With the first Tizen device, the Samsung Z1, shipping and reaching the hands of customers, it might be a good time to take a look at what kind of development options you have if you want to build a Tizen application. While you can code in HTML5, the real deal is, as always, native development.
Native applications can utilize a greater range of device features and can provide better performance than other applications. This is because native applications use a wide range of device APIs and are particularly lightweight. However, creating native applications can initially be complex if you are not familiar with the native API layout, application architecture, and life-cycle. In addition, you must become familiar with the Enlightenment Foundation Libraries (EFL) that are required to make scalable and fast graphics.
You can also delve deeper into Tizen development.
Meanwhile, AndroidCentral has taken a look at the Z1 as well, concluding:
If we’re ever to see Tizen on a high-end phone, with a proper global marketing push behind it, chances are it’ll look drastically different to what we see on the Samsung Z1 today. For now, what Samsung has is a lower-cost, slightly more modern replacement for its older Bada devices, not a potential successor to its vast Android lineup.
Tizen will be compatible with C, C++, Lua, Python, Ruby, Rust, OCaml, Vala, etc
https://wiki.tizen.org/wiki/EFL_Tutorials
The language support is nice, but there isn’t much of a market for apps right now, and it doesn’t look like there will be. Always fun to scratch itches where you find them, but not worth spending professional time on.

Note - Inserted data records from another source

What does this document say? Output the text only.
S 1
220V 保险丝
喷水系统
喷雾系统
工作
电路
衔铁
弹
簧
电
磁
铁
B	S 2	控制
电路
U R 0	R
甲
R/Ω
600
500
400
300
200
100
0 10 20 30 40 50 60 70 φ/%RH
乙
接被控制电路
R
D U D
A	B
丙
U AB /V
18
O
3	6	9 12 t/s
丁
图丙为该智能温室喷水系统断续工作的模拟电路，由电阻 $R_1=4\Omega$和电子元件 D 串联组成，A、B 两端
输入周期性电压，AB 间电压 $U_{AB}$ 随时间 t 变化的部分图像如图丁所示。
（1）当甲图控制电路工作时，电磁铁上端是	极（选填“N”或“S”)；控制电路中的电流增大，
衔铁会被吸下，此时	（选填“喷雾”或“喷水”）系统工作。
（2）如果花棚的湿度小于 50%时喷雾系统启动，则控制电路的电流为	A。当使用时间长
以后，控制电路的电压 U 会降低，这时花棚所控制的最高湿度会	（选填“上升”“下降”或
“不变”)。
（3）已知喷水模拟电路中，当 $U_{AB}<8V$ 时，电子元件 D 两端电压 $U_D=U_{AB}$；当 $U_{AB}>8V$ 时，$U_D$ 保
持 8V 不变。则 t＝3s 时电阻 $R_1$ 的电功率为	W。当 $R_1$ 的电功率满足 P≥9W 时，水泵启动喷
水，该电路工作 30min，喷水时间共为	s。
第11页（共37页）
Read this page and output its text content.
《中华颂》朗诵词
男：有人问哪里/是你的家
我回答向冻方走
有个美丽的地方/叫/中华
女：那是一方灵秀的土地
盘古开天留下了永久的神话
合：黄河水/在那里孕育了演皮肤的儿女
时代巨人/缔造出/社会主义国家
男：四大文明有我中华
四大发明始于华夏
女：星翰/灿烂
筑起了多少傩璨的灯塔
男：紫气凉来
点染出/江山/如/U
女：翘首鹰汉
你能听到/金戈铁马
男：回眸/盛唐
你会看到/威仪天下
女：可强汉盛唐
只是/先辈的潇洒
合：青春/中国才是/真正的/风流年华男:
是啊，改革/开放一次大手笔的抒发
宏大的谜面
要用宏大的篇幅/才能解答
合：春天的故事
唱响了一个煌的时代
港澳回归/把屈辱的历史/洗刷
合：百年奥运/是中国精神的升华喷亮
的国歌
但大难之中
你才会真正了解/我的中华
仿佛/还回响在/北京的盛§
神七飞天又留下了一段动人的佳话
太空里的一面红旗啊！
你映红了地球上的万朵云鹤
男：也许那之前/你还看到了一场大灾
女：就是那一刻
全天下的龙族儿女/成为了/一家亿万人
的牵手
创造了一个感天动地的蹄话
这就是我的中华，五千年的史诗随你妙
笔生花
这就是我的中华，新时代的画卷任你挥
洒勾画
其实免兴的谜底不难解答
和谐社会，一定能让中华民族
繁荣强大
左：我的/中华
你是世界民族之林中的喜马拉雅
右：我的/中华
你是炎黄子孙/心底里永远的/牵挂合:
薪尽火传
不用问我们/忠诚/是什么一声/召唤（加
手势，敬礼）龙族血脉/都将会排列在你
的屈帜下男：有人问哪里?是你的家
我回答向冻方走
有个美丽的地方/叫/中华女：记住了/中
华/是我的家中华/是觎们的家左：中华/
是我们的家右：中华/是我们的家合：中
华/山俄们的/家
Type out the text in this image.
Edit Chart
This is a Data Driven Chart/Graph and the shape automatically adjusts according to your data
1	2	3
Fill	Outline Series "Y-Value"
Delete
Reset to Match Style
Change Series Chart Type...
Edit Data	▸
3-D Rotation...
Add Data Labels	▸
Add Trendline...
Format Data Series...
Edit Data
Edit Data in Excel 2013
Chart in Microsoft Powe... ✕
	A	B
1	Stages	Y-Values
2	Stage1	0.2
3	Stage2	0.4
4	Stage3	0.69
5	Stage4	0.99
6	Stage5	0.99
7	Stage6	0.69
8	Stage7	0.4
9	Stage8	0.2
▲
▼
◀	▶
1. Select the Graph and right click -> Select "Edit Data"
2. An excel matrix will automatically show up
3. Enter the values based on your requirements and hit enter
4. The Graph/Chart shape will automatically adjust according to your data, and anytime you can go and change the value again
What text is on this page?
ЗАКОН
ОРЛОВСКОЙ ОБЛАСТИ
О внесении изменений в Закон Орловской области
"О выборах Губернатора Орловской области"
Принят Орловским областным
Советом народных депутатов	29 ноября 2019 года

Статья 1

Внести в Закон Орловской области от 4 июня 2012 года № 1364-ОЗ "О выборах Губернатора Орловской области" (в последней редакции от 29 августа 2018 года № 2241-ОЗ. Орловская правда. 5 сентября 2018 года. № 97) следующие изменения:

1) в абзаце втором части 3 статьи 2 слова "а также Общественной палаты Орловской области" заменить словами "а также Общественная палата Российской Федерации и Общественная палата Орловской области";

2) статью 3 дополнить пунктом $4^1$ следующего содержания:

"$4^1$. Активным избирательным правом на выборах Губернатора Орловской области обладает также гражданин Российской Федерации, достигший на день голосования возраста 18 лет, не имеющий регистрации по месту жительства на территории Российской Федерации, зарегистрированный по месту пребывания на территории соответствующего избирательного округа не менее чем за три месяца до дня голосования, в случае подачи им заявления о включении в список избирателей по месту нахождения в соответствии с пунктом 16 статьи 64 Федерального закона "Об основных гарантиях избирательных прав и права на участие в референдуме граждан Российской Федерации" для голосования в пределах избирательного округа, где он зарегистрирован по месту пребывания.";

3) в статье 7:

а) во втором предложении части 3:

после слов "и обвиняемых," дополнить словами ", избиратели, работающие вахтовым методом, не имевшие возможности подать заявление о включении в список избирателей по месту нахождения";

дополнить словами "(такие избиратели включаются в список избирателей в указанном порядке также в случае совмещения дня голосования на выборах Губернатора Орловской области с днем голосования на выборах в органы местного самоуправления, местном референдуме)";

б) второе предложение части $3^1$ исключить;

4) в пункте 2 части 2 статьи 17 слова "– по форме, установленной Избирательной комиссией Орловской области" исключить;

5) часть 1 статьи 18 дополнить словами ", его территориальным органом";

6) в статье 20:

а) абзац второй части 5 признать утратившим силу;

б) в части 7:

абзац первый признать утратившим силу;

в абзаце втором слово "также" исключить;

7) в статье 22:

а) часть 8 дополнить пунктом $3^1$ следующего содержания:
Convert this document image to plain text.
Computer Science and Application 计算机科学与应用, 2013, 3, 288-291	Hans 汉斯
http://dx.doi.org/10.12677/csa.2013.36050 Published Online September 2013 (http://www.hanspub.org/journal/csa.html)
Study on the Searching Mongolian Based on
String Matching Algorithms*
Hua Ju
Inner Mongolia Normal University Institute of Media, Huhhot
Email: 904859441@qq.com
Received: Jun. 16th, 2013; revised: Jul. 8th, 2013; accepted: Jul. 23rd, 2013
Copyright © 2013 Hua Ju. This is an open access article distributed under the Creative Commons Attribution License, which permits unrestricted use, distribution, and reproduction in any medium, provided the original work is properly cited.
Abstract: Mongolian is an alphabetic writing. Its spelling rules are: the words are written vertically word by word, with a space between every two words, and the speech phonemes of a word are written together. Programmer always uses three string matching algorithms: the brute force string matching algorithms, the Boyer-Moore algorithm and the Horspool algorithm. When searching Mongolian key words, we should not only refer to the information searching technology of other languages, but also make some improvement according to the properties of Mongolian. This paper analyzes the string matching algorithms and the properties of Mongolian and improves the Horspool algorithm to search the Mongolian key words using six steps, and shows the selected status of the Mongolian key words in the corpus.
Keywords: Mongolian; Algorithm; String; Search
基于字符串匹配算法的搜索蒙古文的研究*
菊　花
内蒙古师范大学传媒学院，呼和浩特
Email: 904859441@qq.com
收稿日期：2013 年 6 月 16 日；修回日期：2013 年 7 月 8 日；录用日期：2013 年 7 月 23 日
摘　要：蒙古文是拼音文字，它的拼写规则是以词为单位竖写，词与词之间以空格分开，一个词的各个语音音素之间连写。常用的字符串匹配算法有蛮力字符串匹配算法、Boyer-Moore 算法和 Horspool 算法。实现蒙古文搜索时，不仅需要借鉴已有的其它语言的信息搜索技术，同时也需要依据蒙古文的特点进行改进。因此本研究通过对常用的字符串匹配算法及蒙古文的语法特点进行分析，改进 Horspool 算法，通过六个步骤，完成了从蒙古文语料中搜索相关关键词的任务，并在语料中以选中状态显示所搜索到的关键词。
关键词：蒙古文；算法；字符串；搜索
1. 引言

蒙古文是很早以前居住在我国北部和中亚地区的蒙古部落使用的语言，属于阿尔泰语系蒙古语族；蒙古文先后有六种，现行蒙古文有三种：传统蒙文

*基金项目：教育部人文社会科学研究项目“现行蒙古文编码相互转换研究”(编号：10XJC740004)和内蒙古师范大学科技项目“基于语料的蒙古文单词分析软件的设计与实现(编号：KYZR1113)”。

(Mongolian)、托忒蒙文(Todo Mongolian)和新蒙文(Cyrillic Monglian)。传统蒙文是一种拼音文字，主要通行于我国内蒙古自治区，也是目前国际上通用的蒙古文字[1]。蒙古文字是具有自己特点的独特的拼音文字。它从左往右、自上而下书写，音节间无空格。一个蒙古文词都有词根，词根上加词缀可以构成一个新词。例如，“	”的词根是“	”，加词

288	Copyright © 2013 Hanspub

Looks like tizen continues in the tradition of symbian, maemo, meego and sailfish to allow true multitasking. I don’t really get why ubuntu touch ‘needs’ to only pretend to multitask because it is mobile. I have never seen any discussion of the pros and cons of the true multitasking of meego/sailfish by ubuntu developers, and why they chose to do the iphone’s ‘looks like multitasking when it works’ instead.
Battery life they say, but no mention of why n9/jolla still have good battery life with true multitasking.
I guess the best explanation is that they expect to have lot’s of crappy applications that won’t bother do the right thing as described eg. in the tizen document linked above “For example, for power management reasons, well-designed applications reduce resource usage when they detect that their display window is covered by another application window. State change events make the detection possible”
Edited 2015-02-09 08:46 UTC
Yes, that has always been my understanding as well.
My suggestion for OS makers would be record energy- and network bandwidth usage per application so users can see what app is causing problems.